Direct high-speed trains could run between London and Bordeaux within two years, under plans floated by France's state railway company.
The trains would take around five hours, roughly similar to the journey time between London and Scottish cities.
They would run from London St Pancras, down High Speed 1 through Kent, and through the Channel Tunnel, before making their way past Paris to southwestern French city.
The owners of HS1 and the channel tunnel infrastructure are already in favour of the new services, and the companies are searching for an operator to run the trains.
Eurostar, which currently operates all high-speed services through the channel tunnel, recently launched a new direct return route to Amsterdam and has previously said it wants to focus on the Dutch destination before opening new routes.
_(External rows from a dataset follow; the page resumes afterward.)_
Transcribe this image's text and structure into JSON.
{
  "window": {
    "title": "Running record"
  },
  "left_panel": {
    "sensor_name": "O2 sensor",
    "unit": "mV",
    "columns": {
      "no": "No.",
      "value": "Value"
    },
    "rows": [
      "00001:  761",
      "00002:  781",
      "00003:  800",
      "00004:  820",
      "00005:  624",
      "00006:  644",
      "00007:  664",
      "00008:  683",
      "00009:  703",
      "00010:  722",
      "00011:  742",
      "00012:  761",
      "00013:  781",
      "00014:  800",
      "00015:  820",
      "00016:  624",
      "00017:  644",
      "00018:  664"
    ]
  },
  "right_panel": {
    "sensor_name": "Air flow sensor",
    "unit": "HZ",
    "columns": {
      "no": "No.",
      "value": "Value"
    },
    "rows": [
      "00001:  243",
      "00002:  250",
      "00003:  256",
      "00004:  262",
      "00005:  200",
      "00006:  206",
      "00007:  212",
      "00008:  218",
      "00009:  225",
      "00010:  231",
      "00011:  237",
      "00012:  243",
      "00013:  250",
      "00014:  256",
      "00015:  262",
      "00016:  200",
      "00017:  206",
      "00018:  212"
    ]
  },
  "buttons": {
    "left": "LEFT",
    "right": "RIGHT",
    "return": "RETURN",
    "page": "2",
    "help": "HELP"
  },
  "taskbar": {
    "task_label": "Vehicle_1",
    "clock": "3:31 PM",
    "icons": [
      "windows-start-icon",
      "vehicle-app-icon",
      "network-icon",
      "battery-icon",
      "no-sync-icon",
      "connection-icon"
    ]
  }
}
But the success of the direct service to the Netherlands, which has exceeded ridership expectations, could bode well for Bordeaux. Other operators can in theory run services through the tunnel but none have yet got past the planning stage.
Last year the German state railway DB said it was shelving longstanding plans for direct services between London and Frankfurt via Cologne, citing competition from low-cost airlines and other complications.
The new services to Bordeaux are being eyed by rail planners because a new high-speed line connecting Paris with Bordeaux, LGV Sud Europe Atlantique, opened in 2017.
The journey between Paris and Bordeaux now takes only around two hours, putting it within realistic reach of a direct service to London. Trains on the line have a top speed of 320 km/h.
Speaking at the same event at St Pancras station, rail minister Chris Heaton-Harris said the British government wants to encourage further international rail links and suggested Frankfurt, Düsseldorf and Geneva as other potential destinations.
HS1's owners this month published research suggesting that international rail services with journey times of five hours or fewer can capture around a third of the market share from short-haul flights.
For shorter journeys the market share goes even higher, with Eurostar holding around 80 per cent of the travel market between London and Paris, with a journey time of around two hours and 20 minutes.